Firstly we need to get hold of the data, this comes courtesy of the ANTF pulsar catalouge. Here is a make file to download and extract the data we need:
In [9]:
%%writefile Makefile
DOWNLOADED = psrcat_pkg.tar
ATNF_DATABASE = psrcat_tar
DATA_FILE = ATNF_data_file.txt
PSRCAT_FILE_PATH = ./psrcat_tar/psrcat.db
all: $(DATA_FILE) $(ATNF_DATABASE)
.PHONY: clean
$(ATNF_DATABASE):
wget http://www.atnf.csiro.au/people/pulsar/psrcat/downloads/psrcat_pkg.tar.gz
gunzip psrcat_pkg.tar.gz
tar -xvf psrcat_pkg.tar
cd psrcat_tar && ls && . makeit
$(DATA_FILE):
export PSRCAT_FILE=${PSRCAT_FILE_PATH}; \
./psrcat_tar/psrcat -c "name F0 F1 F2 BINARY TYPE W10" -nonumber -o short > ${DATA_FILE}
clean:
rm -f ${DOWNLOADED}
Unfortunately using a makefile in the notebook is kind of buggy so it is best to run this from the command line:
$ make
This will have created a file ATNF_data_file.txt in the local directory which looks like:
In [10]:
! head ATNF_data_file.txt
For the time being, we can just import the data which we are interested in, namely the frequency 'F0'. We now import it, sanitize it and plot a histogram to motivate the rest of the work
In [11]:
import matplotlib.pyplot as plt
import matplotlib as mpl
import numpy as np
%matplotlib inline
DATA_FILE = "ATNF_data_file.txt"
data = np.genfromtxt(DATA_FILE, skip_header=4, skip_footer=1, dtype=None)

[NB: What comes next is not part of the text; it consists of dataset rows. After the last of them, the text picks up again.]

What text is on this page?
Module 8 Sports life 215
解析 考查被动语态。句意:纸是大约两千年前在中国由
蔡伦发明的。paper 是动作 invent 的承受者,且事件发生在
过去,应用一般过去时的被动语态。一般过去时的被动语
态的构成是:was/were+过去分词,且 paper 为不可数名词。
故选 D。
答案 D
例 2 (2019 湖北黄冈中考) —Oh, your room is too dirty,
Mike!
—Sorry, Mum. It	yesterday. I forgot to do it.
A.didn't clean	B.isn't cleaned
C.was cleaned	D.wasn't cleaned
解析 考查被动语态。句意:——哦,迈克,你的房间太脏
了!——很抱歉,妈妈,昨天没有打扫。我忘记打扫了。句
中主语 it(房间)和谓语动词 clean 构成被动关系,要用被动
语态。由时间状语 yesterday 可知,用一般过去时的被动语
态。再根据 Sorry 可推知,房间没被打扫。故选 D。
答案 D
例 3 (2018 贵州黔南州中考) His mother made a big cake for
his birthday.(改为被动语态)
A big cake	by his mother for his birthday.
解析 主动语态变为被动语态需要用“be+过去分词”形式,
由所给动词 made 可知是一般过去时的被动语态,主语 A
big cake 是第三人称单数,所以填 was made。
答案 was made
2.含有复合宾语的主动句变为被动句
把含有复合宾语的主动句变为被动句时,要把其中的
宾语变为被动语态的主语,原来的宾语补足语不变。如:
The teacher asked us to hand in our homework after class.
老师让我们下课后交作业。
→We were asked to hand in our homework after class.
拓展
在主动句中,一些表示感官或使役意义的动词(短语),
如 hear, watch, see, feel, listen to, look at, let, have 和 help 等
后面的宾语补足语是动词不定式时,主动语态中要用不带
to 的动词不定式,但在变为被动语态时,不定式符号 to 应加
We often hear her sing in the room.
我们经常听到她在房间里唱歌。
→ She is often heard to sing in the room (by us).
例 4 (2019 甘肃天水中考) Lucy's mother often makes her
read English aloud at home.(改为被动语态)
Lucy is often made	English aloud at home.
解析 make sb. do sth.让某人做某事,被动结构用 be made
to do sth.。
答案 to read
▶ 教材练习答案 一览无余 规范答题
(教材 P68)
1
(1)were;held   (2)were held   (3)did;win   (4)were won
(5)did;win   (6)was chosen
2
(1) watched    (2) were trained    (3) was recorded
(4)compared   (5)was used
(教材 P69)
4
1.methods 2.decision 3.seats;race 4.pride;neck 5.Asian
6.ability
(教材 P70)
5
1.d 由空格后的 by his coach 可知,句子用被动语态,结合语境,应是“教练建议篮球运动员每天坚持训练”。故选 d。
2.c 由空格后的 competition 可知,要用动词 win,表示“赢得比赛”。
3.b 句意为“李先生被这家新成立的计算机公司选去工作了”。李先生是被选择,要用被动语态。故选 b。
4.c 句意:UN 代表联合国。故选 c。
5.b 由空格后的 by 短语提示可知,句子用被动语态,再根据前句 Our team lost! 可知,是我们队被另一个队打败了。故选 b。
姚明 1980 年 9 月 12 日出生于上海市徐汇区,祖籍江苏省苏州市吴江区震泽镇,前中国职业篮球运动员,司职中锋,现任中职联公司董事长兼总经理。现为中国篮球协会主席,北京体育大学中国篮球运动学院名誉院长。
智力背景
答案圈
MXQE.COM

F0 = np.genfromtxt(data[:, 1])
F1 = np.genfromtxt(data[:, 2])
F0 = F0[np.isfinite(F0)]
F1 = F1[np.isfinite(F0)]
F0 = F0[np.isfinite(F1)]
F1 = F1[np.isfinite(F1)]
data = np.log10(F0)
out = plt.hist(data, bins=50)
plt.xlabel("$\log_{10}(f)$")
plt.ylabel("Count")
plt.show()
As you can appreciate there are two distinct populations of pulsars: the larger regular population and the smaller millisecond pulsars which have significantly larger spin frequencies. We will now apply a Gaussian mixture model to learn about the underlying populations
With skikit-learn this is an incredibly simple problem. We simply create a model which we restrict to having two components. Then fit the model to the data, this is using the Expectation maximisation method as described in the docs.
In [12]:
from sklearn.mixture import GMM
model = GMM(2)
model.fit(data)
Out[12]:
In [13]:
vals = np.linspace(-1.5, 3, 100)
logprobs, responcibility = model.score_samples(vals)
pdf = np.exp(logprobs)
plt.hist(data, bins=50, normed=True)
plt.plot(vals, pdf, lw=3)
plt.show()
This looks very promising, we can also extract the mean and standard deviations of the two Gaussian components in the mixture:
In [15]:
from scipy.stats import norm
[muA, muB] = model.means_
[sigmaA, sigmaB] = np.sqrt(model.covars_)
[wA, wB] = model.weights_
plt.hist(data, bins=50, normed=True)
plt.plot(vals, wA*norm.pdf(vals, loc=muA, scale=sigmaA), lw=3)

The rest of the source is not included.